K-means is a popular clustering algorithm used to partition data into 'K' clusters based on their similarities. It is an unsupervised learning algorithm, meaning it doesn't require labeled data for training. K-means is widely used for various applications like customer segmentation, image compression, and anomaly detection.

In this notebook, we'll walk through the steps of implementing K-means in Python using the scikit-learn library.
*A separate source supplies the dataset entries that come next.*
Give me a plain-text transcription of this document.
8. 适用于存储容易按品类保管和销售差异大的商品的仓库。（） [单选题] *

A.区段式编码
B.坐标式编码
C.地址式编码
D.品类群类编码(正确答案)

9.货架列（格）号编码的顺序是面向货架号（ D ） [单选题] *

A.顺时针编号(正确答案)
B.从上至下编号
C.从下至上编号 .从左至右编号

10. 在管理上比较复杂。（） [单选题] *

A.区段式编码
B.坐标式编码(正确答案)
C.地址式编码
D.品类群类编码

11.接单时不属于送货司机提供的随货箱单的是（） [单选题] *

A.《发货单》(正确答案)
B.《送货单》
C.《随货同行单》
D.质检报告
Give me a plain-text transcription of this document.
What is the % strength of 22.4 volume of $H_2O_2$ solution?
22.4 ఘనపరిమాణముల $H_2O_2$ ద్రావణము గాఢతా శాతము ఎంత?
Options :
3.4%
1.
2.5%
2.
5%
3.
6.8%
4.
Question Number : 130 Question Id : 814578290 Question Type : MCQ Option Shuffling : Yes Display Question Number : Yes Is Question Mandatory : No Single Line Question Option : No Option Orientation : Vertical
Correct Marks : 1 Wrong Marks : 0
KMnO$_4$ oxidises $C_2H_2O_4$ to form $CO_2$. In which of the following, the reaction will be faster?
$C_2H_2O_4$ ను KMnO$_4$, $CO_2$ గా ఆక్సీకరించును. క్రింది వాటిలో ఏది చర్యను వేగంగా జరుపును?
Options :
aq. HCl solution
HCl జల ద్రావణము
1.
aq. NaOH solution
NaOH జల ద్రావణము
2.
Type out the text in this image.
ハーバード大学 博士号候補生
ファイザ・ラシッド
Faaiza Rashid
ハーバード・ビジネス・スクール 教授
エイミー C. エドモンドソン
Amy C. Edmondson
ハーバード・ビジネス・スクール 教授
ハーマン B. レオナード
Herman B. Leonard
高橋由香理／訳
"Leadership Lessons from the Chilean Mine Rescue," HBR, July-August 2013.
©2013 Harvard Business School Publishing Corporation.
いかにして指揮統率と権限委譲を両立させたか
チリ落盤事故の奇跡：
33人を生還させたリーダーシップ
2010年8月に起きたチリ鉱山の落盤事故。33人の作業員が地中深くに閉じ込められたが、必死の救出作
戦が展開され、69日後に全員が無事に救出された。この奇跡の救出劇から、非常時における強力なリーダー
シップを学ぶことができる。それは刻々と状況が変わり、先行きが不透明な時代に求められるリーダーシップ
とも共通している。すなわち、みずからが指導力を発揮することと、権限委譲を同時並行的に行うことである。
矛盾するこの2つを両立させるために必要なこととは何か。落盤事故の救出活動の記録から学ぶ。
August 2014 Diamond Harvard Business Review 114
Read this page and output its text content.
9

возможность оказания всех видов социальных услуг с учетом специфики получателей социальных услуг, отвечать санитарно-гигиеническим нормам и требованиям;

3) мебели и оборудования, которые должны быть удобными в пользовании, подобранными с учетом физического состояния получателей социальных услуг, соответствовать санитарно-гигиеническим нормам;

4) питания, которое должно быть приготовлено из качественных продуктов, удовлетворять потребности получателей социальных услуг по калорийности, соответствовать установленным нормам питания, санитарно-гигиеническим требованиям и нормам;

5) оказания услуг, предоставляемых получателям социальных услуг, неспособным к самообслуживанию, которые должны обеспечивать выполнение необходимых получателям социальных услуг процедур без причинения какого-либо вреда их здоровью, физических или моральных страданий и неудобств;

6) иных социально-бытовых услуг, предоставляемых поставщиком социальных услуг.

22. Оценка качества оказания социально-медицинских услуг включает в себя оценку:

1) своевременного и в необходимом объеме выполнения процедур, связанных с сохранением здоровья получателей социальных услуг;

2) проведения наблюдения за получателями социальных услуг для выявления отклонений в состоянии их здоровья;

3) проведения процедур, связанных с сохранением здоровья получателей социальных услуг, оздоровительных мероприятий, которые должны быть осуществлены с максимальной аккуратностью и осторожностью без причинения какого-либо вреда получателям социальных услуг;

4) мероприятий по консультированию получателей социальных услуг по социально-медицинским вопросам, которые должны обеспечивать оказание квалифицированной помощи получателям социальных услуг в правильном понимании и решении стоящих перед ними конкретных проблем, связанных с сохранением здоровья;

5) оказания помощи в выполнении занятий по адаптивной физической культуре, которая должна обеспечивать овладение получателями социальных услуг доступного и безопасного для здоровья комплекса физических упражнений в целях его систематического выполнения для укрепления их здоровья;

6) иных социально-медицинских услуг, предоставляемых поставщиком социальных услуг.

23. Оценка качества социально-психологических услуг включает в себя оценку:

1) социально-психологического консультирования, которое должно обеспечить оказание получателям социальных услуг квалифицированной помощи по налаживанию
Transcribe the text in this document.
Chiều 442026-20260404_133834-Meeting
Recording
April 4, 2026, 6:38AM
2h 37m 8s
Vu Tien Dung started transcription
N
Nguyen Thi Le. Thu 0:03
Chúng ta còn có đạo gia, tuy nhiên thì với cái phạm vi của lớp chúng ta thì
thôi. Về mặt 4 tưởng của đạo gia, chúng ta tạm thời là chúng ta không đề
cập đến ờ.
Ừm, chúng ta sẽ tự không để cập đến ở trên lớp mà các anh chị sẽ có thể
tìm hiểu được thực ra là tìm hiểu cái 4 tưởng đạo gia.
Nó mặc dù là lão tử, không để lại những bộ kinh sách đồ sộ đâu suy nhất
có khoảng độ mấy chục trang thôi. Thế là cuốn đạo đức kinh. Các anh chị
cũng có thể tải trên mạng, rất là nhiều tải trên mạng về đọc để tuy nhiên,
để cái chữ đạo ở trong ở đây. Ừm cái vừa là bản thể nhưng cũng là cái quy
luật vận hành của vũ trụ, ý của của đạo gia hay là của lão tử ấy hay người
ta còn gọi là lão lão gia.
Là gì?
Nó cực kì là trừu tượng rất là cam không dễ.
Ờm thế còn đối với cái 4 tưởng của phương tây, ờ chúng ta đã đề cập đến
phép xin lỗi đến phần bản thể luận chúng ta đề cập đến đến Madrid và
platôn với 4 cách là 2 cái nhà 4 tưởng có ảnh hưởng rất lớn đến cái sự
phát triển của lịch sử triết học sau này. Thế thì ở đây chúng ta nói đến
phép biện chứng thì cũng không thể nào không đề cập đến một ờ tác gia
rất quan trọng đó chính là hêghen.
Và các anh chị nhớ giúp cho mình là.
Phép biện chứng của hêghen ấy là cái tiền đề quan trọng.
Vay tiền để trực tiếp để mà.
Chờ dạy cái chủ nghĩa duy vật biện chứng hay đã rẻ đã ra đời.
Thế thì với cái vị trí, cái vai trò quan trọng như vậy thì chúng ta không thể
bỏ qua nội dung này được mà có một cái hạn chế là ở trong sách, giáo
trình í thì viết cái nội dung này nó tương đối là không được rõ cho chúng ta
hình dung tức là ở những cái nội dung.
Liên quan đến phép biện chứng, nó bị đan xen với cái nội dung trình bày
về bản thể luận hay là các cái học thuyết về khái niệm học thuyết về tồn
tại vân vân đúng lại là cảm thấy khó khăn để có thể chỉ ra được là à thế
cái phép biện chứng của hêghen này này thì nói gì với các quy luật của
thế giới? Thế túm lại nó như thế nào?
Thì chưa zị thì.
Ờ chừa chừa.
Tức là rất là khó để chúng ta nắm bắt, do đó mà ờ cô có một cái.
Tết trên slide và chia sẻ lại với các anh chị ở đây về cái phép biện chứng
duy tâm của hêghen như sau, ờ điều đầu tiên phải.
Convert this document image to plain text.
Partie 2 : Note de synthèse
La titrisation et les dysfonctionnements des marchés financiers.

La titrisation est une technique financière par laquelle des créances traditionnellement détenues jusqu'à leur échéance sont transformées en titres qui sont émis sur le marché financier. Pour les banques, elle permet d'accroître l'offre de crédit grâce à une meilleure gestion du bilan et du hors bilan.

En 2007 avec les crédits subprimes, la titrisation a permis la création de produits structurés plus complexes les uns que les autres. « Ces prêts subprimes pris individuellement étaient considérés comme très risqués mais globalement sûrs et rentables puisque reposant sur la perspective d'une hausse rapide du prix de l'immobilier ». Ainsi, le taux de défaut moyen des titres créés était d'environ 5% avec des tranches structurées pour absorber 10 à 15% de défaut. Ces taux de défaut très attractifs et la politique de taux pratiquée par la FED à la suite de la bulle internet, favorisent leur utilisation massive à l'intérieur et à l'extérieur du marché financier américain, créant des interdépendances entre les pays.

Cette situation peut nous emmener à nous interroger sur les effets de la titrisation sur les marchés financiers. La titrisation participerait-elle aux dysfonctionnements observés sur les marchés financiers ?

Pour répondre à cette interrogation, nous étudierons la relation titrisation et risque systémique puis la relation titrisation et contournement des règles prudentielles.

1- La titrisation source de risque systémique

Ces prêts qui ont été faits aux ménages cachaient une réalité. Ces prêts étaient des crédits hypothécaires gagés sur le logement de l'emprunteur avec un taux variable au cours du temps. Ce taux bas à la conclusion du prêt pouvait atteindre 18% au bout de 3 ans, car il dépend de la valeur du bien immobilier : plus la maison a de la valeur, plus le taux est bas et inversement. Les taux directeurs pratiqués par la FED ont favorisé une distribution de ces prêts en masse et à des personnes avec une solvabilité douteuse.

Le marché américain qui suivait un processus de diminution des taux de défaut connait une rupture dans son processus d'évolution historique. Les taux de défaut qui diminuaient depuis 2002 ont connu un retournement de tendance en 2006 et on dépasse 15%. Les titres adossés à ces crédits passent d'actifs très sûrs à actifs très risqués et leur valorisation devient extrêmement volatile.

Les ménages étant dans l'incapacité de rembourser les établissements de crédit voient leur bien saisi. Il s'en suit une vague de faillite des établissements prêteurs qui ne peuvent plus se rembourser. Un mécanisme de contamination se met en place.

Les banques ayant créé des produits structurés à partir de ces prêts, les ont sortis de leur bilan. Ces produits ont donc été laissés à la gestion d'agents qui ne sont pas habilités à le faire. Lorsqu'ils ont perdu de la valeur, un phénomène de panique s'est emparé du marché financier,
## Step 1: Import Libraries

Let's start by importing the required libraries: NumPy for numerical computations and scikit-learn's KMeans for implementing K-means.

In [1]:
# Importing libraries
import numpy as np
from sklearn.cluster import KMeans
import matplotlib.pyplot as plt

## Step 2: Load Data

In this example, we'll create a sample dataset to demonstrate the K-means algorithm. You can replace this with your own dataset later.

In [2]:
# Creating a sample dataset
data = np.array([[2, 3],
                 [5, 8],
                 [1, 2],
                 [8, 6],
                 [6, 4],
                 [1, 3]])

## Step 3: Feature Scaling (Optional)

In some cases, it's essential to perform feature scaling to bring all features to a similar scale. However, for this example, we'll skip this step as the dataset is already relatively small.

## Step 4: Initialize K-means

Now, let's create a K-means object with the desired number of clusters 'K'. In this example, we'll set 'K' to 2, but you can change it according to your dataset and requirements.

In [3]:
# Initialize K-means
k = 2
kmeans = KMeans(n_clusters=k)

## Step 5: Fit and Predict

Next, we'll fit the K-means model to the data and predict the cluster labels for each data point.

In [4]:
# Fit and Predict
kmeans.fit(data)
cluster_labels = kmeans.predict(data)

## Step 6: Visualize Clusters

Finally, let's use Matplotlib to visualize the clustered data points and the centroids of the clusters.

In [5]:
# Visualize Clusters
plt.scatter(data[:, 0], data[:, 1], c=cluster_labels, cmap='rainbow')
plt.scatter(kmeans.cluster_centers_[:, 0], kmeans.cluster_centers_[:, 1], marker='x', s=200, c='black')
plt.xlabel('Feature 1')
plt.ylabel('Feature 2')
plt.title('K-means Clustering')
plt.show()